Lorsque nous sommes retombés avec fracas dans le courant étroit et sinueux du cours supérieur, l’eau s’est engouffrée dans le raft, inondant les affaires de George. Le journal de terrain de 1956 qu’il gardait précieusement avec lui ainsi que la première édition « d’Animal Tracks » dédicacée par Olaus ont été complètement détrempés comme des éponges. Le soir, une fois notre raft percé retourné pour nous protéger du vent, l’inébranlable George suspendait ses carnets détrempés, son matériel et toutes ses précieuses affaires, puis s’excusait et partait en exploration. Muni d’un nouveau journal de terrain, il allait à la recherche de campagnols, mesurait les arbustes et découvrait des nids de pluviers, de buses pattues, d’hirondelles et de faucons pèlerins. Identifier et déterminer combien et quelles espèces occupaient ce territoire – en l’occurrence 9 espèces de mammifères marins, 36 de mammifères terrestres et 180 d’oiseaux – semblaient le moins que nous puissions faire pour expliquer les raisons pour lesquelles ce territoire devait être protégé par le Congrès.
Balayés loin des montagnes, nous avons échoué sur un banc de gravier. Sanglé dans ses brodequins en cuir, George sauta dans l’eau glaciale, mais avant de nous repousser dans le courant, il se tint en équilibre sur sa rame et mit sa main en coupe pour prendre de l’eau et la boire, une eau qui gelait les dents ! Puis il chercha des yeux d’autres mouflons de Dall qui formaient de petites taches sur les névés d’été dans les collines avoisinantes.

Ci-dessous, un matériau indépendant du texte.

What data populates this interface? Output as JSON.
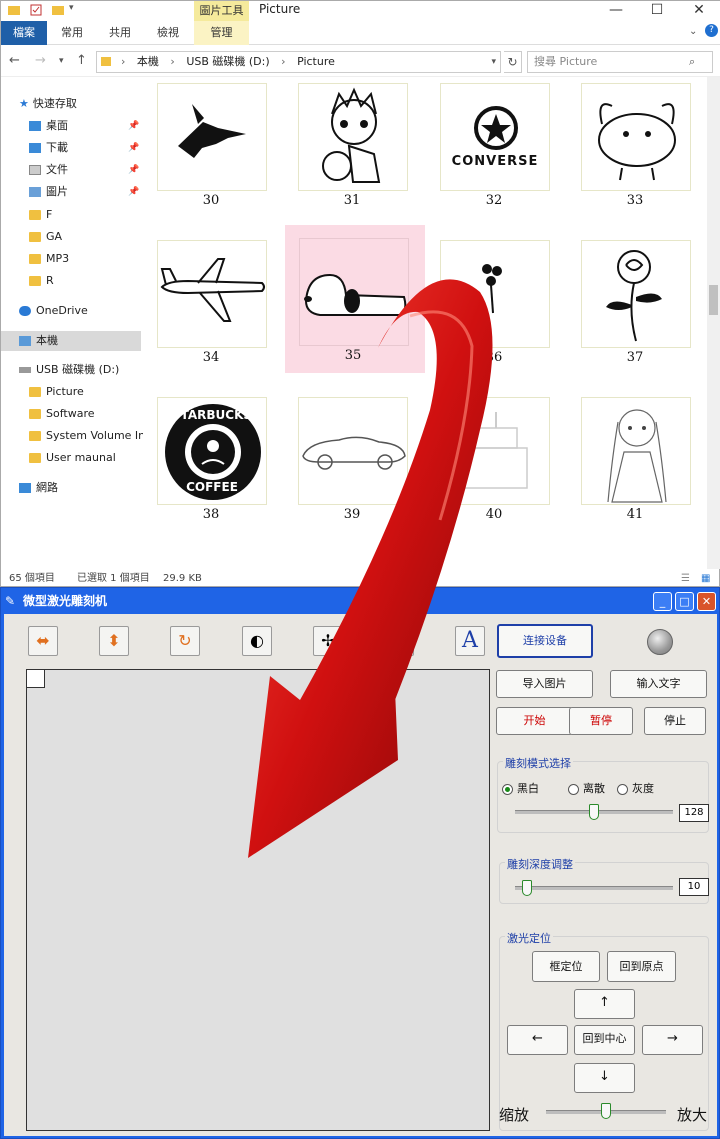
{
  "explorer": {
    "window_title": "Picture",
    "tool_tab": "圖片工具",
    "ribbon_tabs": [
      "檔案",
      "常用",
      "共用",
      "檢視",
      "管理"
    ],
    "breadcrumb": [
      "本機",
      "USB 磁碟機 (D:)",
      "Picture"
    ],
    "search_placeholder": "搜尋 Picture",
    "sidebar": {
      "quick_access": "快速存取",
      "quick_items": [
        "桌面",
        "下載",
        "文件",
        "圖片"
      ],
      "folders": [
        "F",
        "GA",
        "MP3",
        "R"
      ],
      "onedrive": "OneDrive",
      "this_pc": "本機",
      "usb": "USB 磁碟機 (D:)",
      "usb_items": [
        "Picture",
        "Software",
        "System Volume Inf",
        "User maunal"
      ],
      "network": "網路"
    },
    "files": [
      "30",
      "31",
      "32",
      "33",
      "34",
      "35",
      "36",
      "37",
      "38",
      "39",
      "40",
      "41"
    ],
    "selected_file": "35",
    "thumb_texts": {
      "converse": "CONVERSE",
      "starbucks_top": "STARBUCKS",
      "starbucks_bottom": "COFFEE"
    },
    "status": {
      "count": "65 個項目",
      "selected": "已選取 1 個項目",
      "size": "29.9 KB"
    }
  },
  "app": {
    "title": "微型激光雕刻机",
    "connect_label": "连接设备",
    "import_label": "导入图片",
    "text_label": "输入文字",
    "start_label": "开始",
    "pause_label": "暂停",
    "stop_label": "停止",
    "mode_group_label": "雕刻模式选择",
    "modes": [
      "黑白",
      "离散",
      "灰度"
    ],
    "selected_mode": "黑白",
    "threshold_value": "128",
    "threshold_level": 0.5,
    "depth_group_label": "雕刻深度调整",
    "depth_value": "10",
    "depth_level": 0.05,
    "laser_group_label": "激光定位",
    "frame_label": "框定位",
    "home_label": "回到原点",
    "up_label": "↑",
    "left_label": "←",
    "center_label": "回到中心",
    "right_label": "→",
    "down_label": "↓",
    "zoom_out_label": "缩放",
    "zoom_in_label": "放大",
    "zoom_level": 0.5
  }
}
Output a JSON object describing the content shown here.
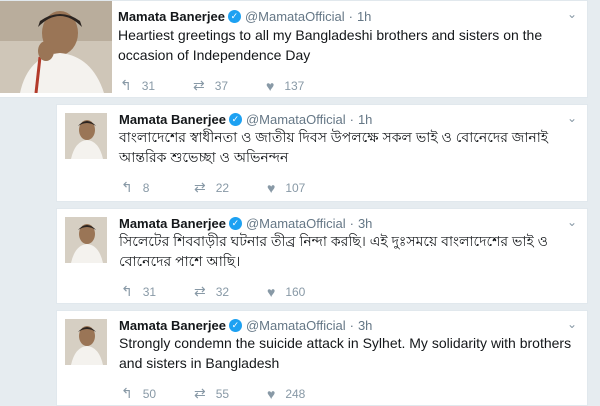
{
  "tweets": [
    {
      "name": "Mamata Banerjee",
      "handle": "@MamataOfficial",
      "time": "1h",
      "text": "Heartiest greetings to all my Bangladeshi brothers and sisters on the occasion of Independence Day",
      "replies": "31",
      "retweets": "37",
      "likes": "137"
    },
    {
      "name": "Mamata Banerjee",
      "handle": "@MamataOfficial",
      "time": "1h",
      "text": "বাংলাদেশের স্বাধীনতা ও জাতীয় দিবস উপলক্ষে সকল ভাই ও বোনেদের জানাই আন্তরিক শুভেচ্ছা ও অভিনন্দন",
      "replies": "8",
      "retweets": "22",
      "likes": "107"
    },
    {
      "name": "Mamata Banerjee",
      "handle": "@MamataOfficial",
      "time": "3h",
      "text": "সিলেটের শিববাড়ীর ঘটনার তীব্র নিন্দা করছি। এই দুঃসময়ে বাংলাদেশের ভাই ও বোনেদের পাশে আছি।",
      "replies": "31",
      "retweets": "32",
      "likes": "160"
    },
    {
      "name": "Mamata Banerjee",
      "handle": "@MamataOfficial",
      "time": "3h",
      "text": "Strongly condemn the suicide attack in Sylhet. My solidarity with brothers and sisters in Bangladesh",
      "replies": "50",
      "retweets": "55",
      "likes": "248"
    }
  ],
  "icons": {
    "verified": "verified-badge-icon",
    "reply": "reply-icon",
    "retweet": "retweet-icon",
    "like": "heart-icon",
    "menu": "chevron-down-icon"
  },
  "colors": {
    "verified": "#1da1f2",
    "muted": "#657786",
    "background": "#e6ecf0"
  }
}
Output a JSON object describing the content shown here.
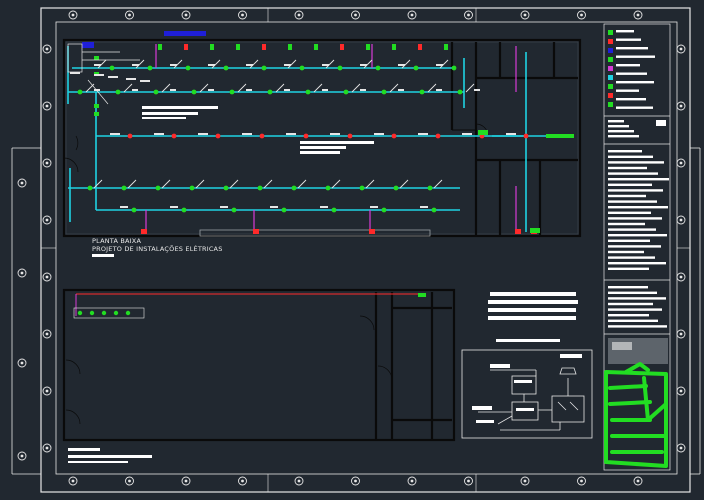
{
  "drawing": {
    "plan_title": "PLANTA BAIXA",
    "plan_subtitle": "PROJETO DE INSTALAÇÕES ELÉTRICAS"
  },
  "grid": {
    "top_bubble_count": 11,
    "left_bubble_count": 8,
    "right_bubble_count": 8
  },
  "colors": {
    "background": "#212830",
    "sheet_border": "#e6e6e6",
    "wall": "#000000",
    "circuit_conduit": "#1fd3e3",
    "power_circuit": "#ff2a2a",
    "device_green": "#22dd22",
    "device_magenta": "#d63bd6",
    "highlight_blue": "#1f1fd8",
    "stamp_green": "#22dd22"
  }
}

Tous les matins, il se levait à cinq heures pour explorer la toundra et revenait toujours à temps pour mettre le bateau à l’eau. Tous les soirs, après de longues journées à frissonner sur la rivière, il parcourait la toundra en s’enfonçant dans les marécages et était toujours là pour l’heure du dîner et aider à faire la vaisselle. C’est alors que nous discutions de notre engagement et comment nous pouvions aider à faire la différence. Certaines nuits, il épluchait les pages de son vieux journal détrempé pour nous raconter ce qu’était une époque où les espaces sauvages étaient considérés comme bien plus importants que le pétrole.
Arrivés sur la plaine côtière, un vent humide qui soufflait de la mer de Beaufort nous glaça instantanément comme si nous étions rentrés dans un congélateur. Nous débarquâmes de notre raft percé pour la dernière fois. À travers nos yeux embués de vase en suspension, comme par le sommeil, nous aperçûmes des milliers de caribous, ondulant de haut en bas, au-dessus de la ligne d’horizon comme un mirage. Le troupeau qui allait bientôt entamer sa migration avait envahi la toundra pour se nourrir de plantes les plus riches en protéines. George loua le froid qui avait chassé les moustiques. Puis il se dirigea en direction de cris de labbes pomarins, prit des photos d’écureuils spermophiles et examina des excréments pour déterminer la nourriture des animaux – habitants du Lieu Sacré où Commence La Vie.